I was very active in college and my professors were always asking me to go to conferences and present. Talking in front of people, sharing my knowledge—I loved it. Now, teaching is big part of who I am.
I taught pathology to first and second year medical students at New York Medical College while I was at St. Vincent’s and when I moved over to Northwell, Hofstra Northwell School of Medicine was being built. I joined their faculty in 2010 and taught the inaugural class. Looking back, I’m most proud of the strong relationships I developed with students—many of them have stayed in touch with me.
What’s the biggest piece of advice you give to students?

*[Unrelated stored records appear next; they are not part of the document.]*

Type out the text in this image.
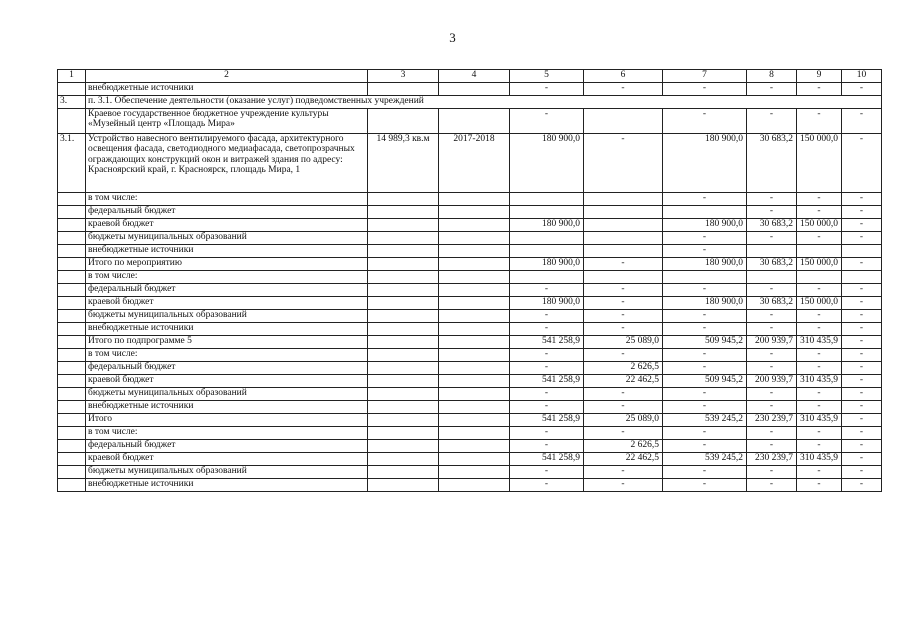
3
1	2	3	4	5	6	7	8	9	10
	внебюджетные источники			-	-	-	-	-	-
3.	п. 3.1. Обеспечение деятельности (оказание услуг) подведомственных учреждений								
	Краевое государственное бюджетное учреждение культуры «Музейный центр «Площадь Мира»			-		-	-	-	-
3.1.	Устройство навесного вентилируемого фасада, архитектурного освещения фасада, светодиодного медиафасада, светопрозрачных ограждающих конструкций окон и витражей здания по адресу: Красноярский край, г. Красноярск, площадь Мира, 1	14 989,3 кв.м	2017-2018	180 900,0	-	180 900,0	30 683,2	150 000,0	-
	в том числе:					-	-	-	-
	федеральный бюджет						-	-	-
	краевой бюджет			180 900,0		180 900,0	30 683,2	150 000,0	-
	бюджеты муниципальных образований					-	-	-	-
	внебюджетные источники					-			
	Итого по мероприятию			180 900,0	-	180 900,0	30 683,2	150 000,0	-
	в том числе:								
	федеральный бюджет			-	-	-	-	-	-
	краевой бюджет			180 900,0	-	180 900,0	30 683,2	150 000,0	-
	бюджеты муниципальных образований			-	-	-	-	-	-
	внебюджетные источники			-	-	-	-	-	-
	Итого по подпрограмме 5			541 258,9	25 089,0	509 945,2	200 939,7	310 435,9	-
	в том числе:			-	-	-	-	-	-
	федеральный бюджет			-	2 626,5	-	-	-	-
	краевой бюджет			541 258,9	22 462,5	509 945,2	200 939,7	310 435,9	-
	бюджеты муниципальных образований			-	-	-	-	-	-
	внебюджетные источники			-	-	-	-	-	-
	Итого			541 258,9	25 089,0	539 245,2	230 239,7	310 435,9	-
	в том числе:			-	-	-	-	-	-
	федеральный бюджет			-	2 626,5	-	-	-	-
	краевой бюджет			541 258,9	22 462,5	539 245,2	230 239,7	310 435,9	-
	бюджеты муниципальных образований			-	-	-	-	-	-
	внебюджетные источники			-	-	-	-	-	-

I always encourage students to seek out research opportunities. In the past, and now here at AUC, I let students review my cases and write case reports. It’s an important part of the research and discovery process and one that doesn’t require much time.
Tell us more about these case reports. How can AUC students get involved?
I have a stack of cases—notes, images, other subject-related information—that for one reason or another I’ve earmarked as interesting. They’re cases that divert from what is commonly accepted or known about a disease or patient base and can provide significant new information about that disease area. But first, they need to be reported.
If a student is interested in reviewing the case, I hand it over and walk them through the entire process of writing the report—from start to finish. Two or three weeks later, it can be done. Then, we look at the report together and decide if it’s interesting enough for journal publication. Many of my student’s cases in the past have been published and it’s such an accomplishment. You leave your print on history.
Over the past 6 months, I’ve handed out 20 cases. There’s no pressure to turn it around quickly but the opportunity is there if students want it. Even for clinical students who haven’t met me, I’d be more than happy to hand over a case. Or, talk about one of their own patient experiences that they feel has potential for publication. It’s what I love to do and I have several resident and physician contacts that can help out.
Interested students can contact Dr. Aziz at MAziz@aucmed.edu.
How do you define leadership?
A leader comes from having a sense of responsibility. And as a physician, that responsibility is toward the medical field.
Leaders learn from their mistakes and they are comfortable enough in themselves and their abilities to say “I don’t know.” It’s important to know our limitations and to ask for help.
How do you show leadership?
For me, it’s all about motivating and recognizing people who do good work. We always hear when we make a mistake but we rarely get a pat on the back when we do something right. I think that’s important and I try to appreciate the good work of my students, colleagues—anyone. A small “thank you” goes a long way.
Who has been a leader in your life?
Professionally, it was Dr. John Gillooley. He was the Chairman at St. Vincent’s when I was in residency and the person who recruited me back there years later. He guided me early on in my career and was an incredible listener and advisor. He was the kind of leader who was just as powerful as he was quiet, thoughtful, and compassionate. He passed away six years ago but his lessons still guide me today.